The king who cried ‘fake news’


(Photo: Office of Marketing and Public Relations)

by Ken Fuson, Special to The Simpsonian

Once upon a time, the people of a great land decided it was time to choose a new king.

“I will save you,” the new king said. “I will protect you from our rivals, the Visigoths. I will pave the streets with gold and make sure that our storage bins are filled to the brim with grain for your bread. It will be fantastic. Believe me.”

And the people did.

One day, a messenger approached the new king’s throne.

“Forgive me, your majesty, but I must warn you that the heavy rains have caused the rivers to rise, and there is a very serious danger of your kingdom being flooded.”

The king was incensed.

“Sit down!” he shouted at the messenger, who was confused, given that there was no chair. “You are a fake messenger, and what you tell me is a lie. The sun has shined every day since I sat in this throne. Out with you!”

The messenger was thrown out of the castle and sent to teach Town Crying 101 to first-year college students.

Several days later, a new messenger approached the throne.

“My King,” he said, “it is my duty to report to you that the Visigoths are amassing at all four corners of the kingdom. The rivers are still rising, and the your loyal servants are getting restless.”

The King was incensed.

“Fake news!” he cried out. “Lies! We have defeated the Visigoths. The rain has stopped. We have made the kingdom great again. My national security adviser can confirm this.”

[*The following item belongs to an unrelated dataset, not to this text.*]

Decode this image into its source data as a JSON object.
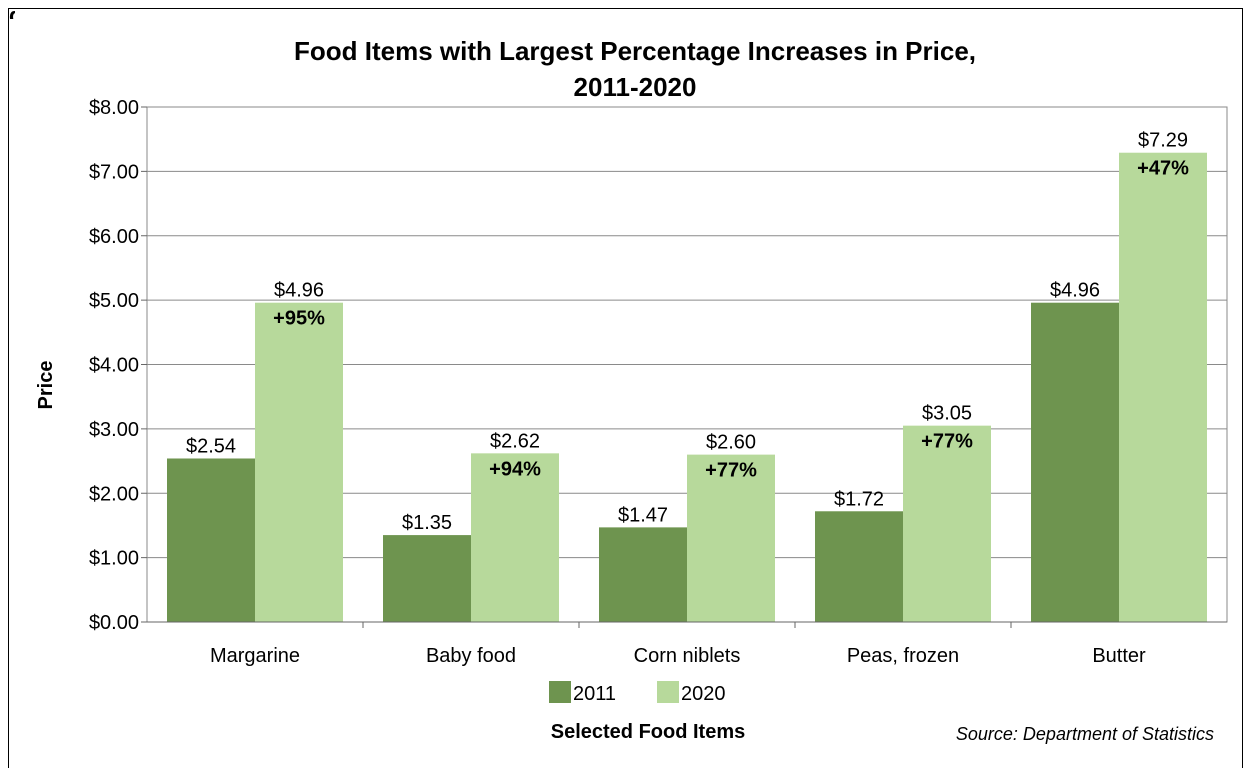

At that point, the king’s aide, the Earl of Bannon, whispered in his ear.

“I didn’t need a national security adviser anyway,” the king said. “Our new amazing moat will keep the enemy out. The deepest ever.”

Another aide, the Prince of Priebus, shook his head sadly.

“No moat, either, huh?” the king said. “Well, we don’t need it. What we need is a new messenger who does not fill the people’s heads with fake news. Get out!”

The messenger was dispatched from the kingdom and now appears on a weekly “Ye Olde Roundtable” discussion with other retired messengers.

Several days later, another new messenger approached the throne.

“My exalted King,” he said, “I have been sent here to let you know the storage bins are empty and the people have no grain for their bread. The Visigoths are only a mile away, and the floods threaten to overwhelm us.”

The king was incensed.

“More fake news!” he screamed. “You are a disgusting, miserable human being. The grain bins are full and the people are satisfied.”

The messenger replied meekly, “We have surveyed the people of the kingdom, and your approval rating is dropping precipitously.”

The king looked confused.

“Quickly,” the messenger added.

The king was incensed.

“These polls are rigged! They are fake! The people love me. I carve messages to them in the bark of our mighty oaks. I call it Treeter.”

The messenger groaned.

“Out!” the king said.

The messenger was banished from the kingdom and worked as a free-lance writer until he starved to death.

Several days later, another new messenger approached the throne.

“Great news, my king!” said Kellyanne, who arrived on loan from Bowling Green. “The floodwaters have ebbed, the Visigoths have been vanquished and the grain bins are overflowing. Long live the king!”

The king was pleased.

“Finally, a nice messenger who brings me real news. You shall be rewarded with the finest garments and perfumes from the country of Ivanka.”

Just then, the wooden doors protecting the king’s throne burst open, collapsed by the powerful force of a tremendous flood, followed by an army of Visigoths, followed by an angry mob of citizens from the kingdom.

The king’s voice could be heard over the din:

“Not my fault! Somebody should have warned me! Bring the royal chariot to the back door! Take me to Mar-a-Lago!”

It would not be accurate to say that everyone lived happily ever after. Nor can we report that the kingdom fully recovered.

That only happens in fairy tales.

Ken Fuson is a writer for the Office of Marketing and Public Relations at Simpson College. This piece originally ran in the N’West Iowa Review.